Facilities and other expenses decreased $133 million for the year ended December 31, 2010, compared to 2009.
Excluding the impact of Microsoft reimbursements, facilities and other expenses decreased $61 million. The
decrease is mainly due to a reduction in restructuring charges of $69 million, a reduction in third-party service-
provider expenses of $45 million, and decreases in legal settlements of $21 million, offset by increases in
marketing expenses of $33 million.

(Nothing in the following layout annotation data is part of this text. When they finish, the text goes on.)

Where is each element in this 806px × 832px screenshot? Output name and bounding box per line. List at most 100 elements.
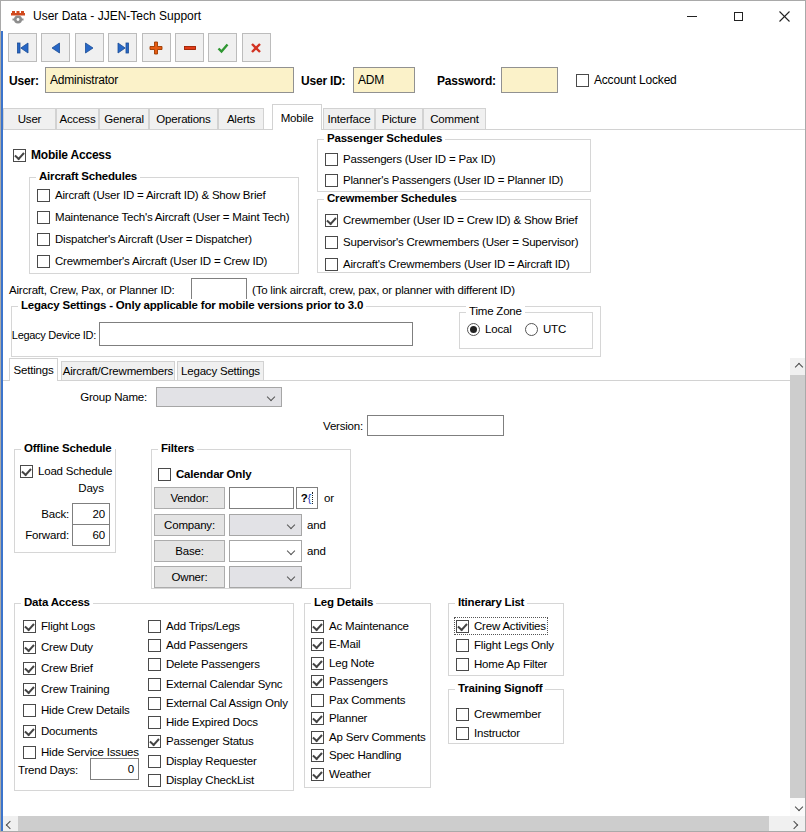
cb-hide-service-issues[interactable]: Hide Service Issues xyxy=(23,745,139,759)
scroll-right-button[interactable] xyxy=(781,816,806,832)
maximize-button[interactable] xyxy=(715,1,761,31)
cb-spec-handling[interactable]: Spec Handling xyxy=(311,748,401,762)
previous-record-button[interactable] xyxy=(41,33,70,62)
cb-weather[interactable]: Weather xyxy=(311,767,371,781)
cb-hide-expired-docs[interactable]: Hide Expired Docs xyxy=(148,715,258,729)
window-title: User Data - JJEN-Tech Support xyxy=(33,9,201,23)
account-locked-checkbox[interactable]: Account Locked xyxy=(576,73,677,87)
filters-title: Filters xyxy=(158,442,197,454)
accept-button[interactable] xyxy=(208,33,237,62)
cb-delete-passengers[interactable]: Delete Passengers xyxy=(148,657,260,671)
cb-external-calendar-sync[interactable]: External Calendar Sync xyxy=(148,677,282,691)
aircraft-schedules-title: Aircraft Schedules xyxy=(36,170,140,182)
cb-ac-maintenance[interactable]: Ac Maintenance xyxy=(311,619,409,633)
version-input[interactable] xyxy=(367,415,504,436)
cb-load-schedule[interactable]: Load Schedule xyxy=(20,464,112,478)
cb-crewmember-aircraft[interactable]: Crewmember's Aircraft (User ID = Crew ID… xyxy=(37,254,267,268)
tab-mobile[interactable]: Mobile xyxy=(272,104,322,130)
tab-alerts[interactable]: Alerts xyxy=(218,108,264,129)
add-record-button[interactable] xyxy=(142,33,171,62)
cb-passenger-status[interactable]: Passenger Status xyxy=(148,734,254,748)
base-dropdown[interactable] xyxy=(229,540,302,562)
cb-display-requester[interactable]: Display Requester xyxy=(148,754,257,768)
cb-pax-comments[interactable]: Pax Comments xyxy=(311,693,405,707)
cb-planner[interactable]: Planner xyxy=(311,711,367,725)
cb-crew-duty[interactable]: Crew Duty xyxy=(23,640,93,654)
mobile-access-checkbox[interactable]: Mobile Access xyxy=(13,148,111,162)
trend-days-input[interactable]: 0 xyxy=(90,758,139,780)
cb-crewmember-crewid[interactable]: Crewmember (User ID = Crew ID) & Show Br… xyxy=(325,213,578,227)
scroll-down-button[interactable] xyxy=(790,798,806,816)
tab-general[interactable]: General xyxy=(99,108,149,129)
cb-hide-crew-details[interactable]: Hide Crew Details xyxy=(23,703,130,717)
cb-planner-passengers[interactable]: Planner's Passengers (User ID = Planner … xyxy=(325,173,563,187)
cb-add-passengers[interactable]: Add Passengers xyxy=(148,638,248,652)
next-record-button[interactable] xyxy=(75,33,104,62)
cb-email[interactable]: E-Mail xyxy=(311,637,360,651)
scroll-up-button[interactable] xyxy=(790,358,806,375)
first-record-button[interactable] xyxy=(8,33,37,62)
subtab-settings[interactable]: Settings xyxy=(9,358,58,381)
cb-aircraft-crewmembers[interactable]: Aircraft's Crewmembers (User ID = Aircra… xyxy=(325,257,570,271)
tab-access[interactable]: Access xyxy=(56,108,99,129)
password-input[interactable] xyxy=(501,67,558,93)
company-dropdown[interactable] xyxy=(229,514,302,536)
group-name-dropdown[interactable] xyxy=(156,387,282,407)
delete-record-button[interactable] xyxy=(175,33,204,62)
minimize-button[interactable] xyxy=(669,1,715,31)
cb-instructor-signoff[interactable]: Instructor xyxy=(456,726,520,740)
vendor-input[interactable] xyxy=(229,487,294,509)
cb-crew-training[interactable]: Crew Training xyxy=(23,682,109,696)
cb-calendar-only[interactable]: Calendar Only xyxy=(158,467,251,481)
cb-dispatcher-aircraft[interactable]: Dispatcher's Aircraft (User = Dispatcher… xyxy=(37,232,252,246)
subtab-legacy-settings[interactable]: Legacy Settings xyxy=(177,361,264,380)
close-button[interactable] xyxy=(761,1,806,31)
company-button[interactable]: Company: xyxy=(154,514,225,536)
tab-operations[interactable]: Operations xyxy=(149,108,218,129)
last-record-button[interactable] xyxy=(108,33,137,62)
owner-button[interactable]: Owner: xyxy=(154,566,225,588)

For the year ended December 31, 2010, we recorded total cost
reimbursements from Microsoft of $93 million for other costs, for which there were no similar reimbursements in
2009. For the year ended December 31, 2010, the net impact of the reimbursements by Microsoft for our cost of
running search and transition costs incurred in 2009 was a reduction in facilities and other expenses of $72
million compared to 2009. Third-party service-provider expenses decreased primarily due to lower advisory and
consulting costs. Marketing-related expenses increased during the year ended December 31, 2010 compared to
2009 due to additional 2010 marketing campaigns including our global branding campaign.
We currently expect our operating costs to increase for the first quarter of 2012, compared to the same period of
2011, reflecting our planned reinvestments in the business and the integration of interclick, inc.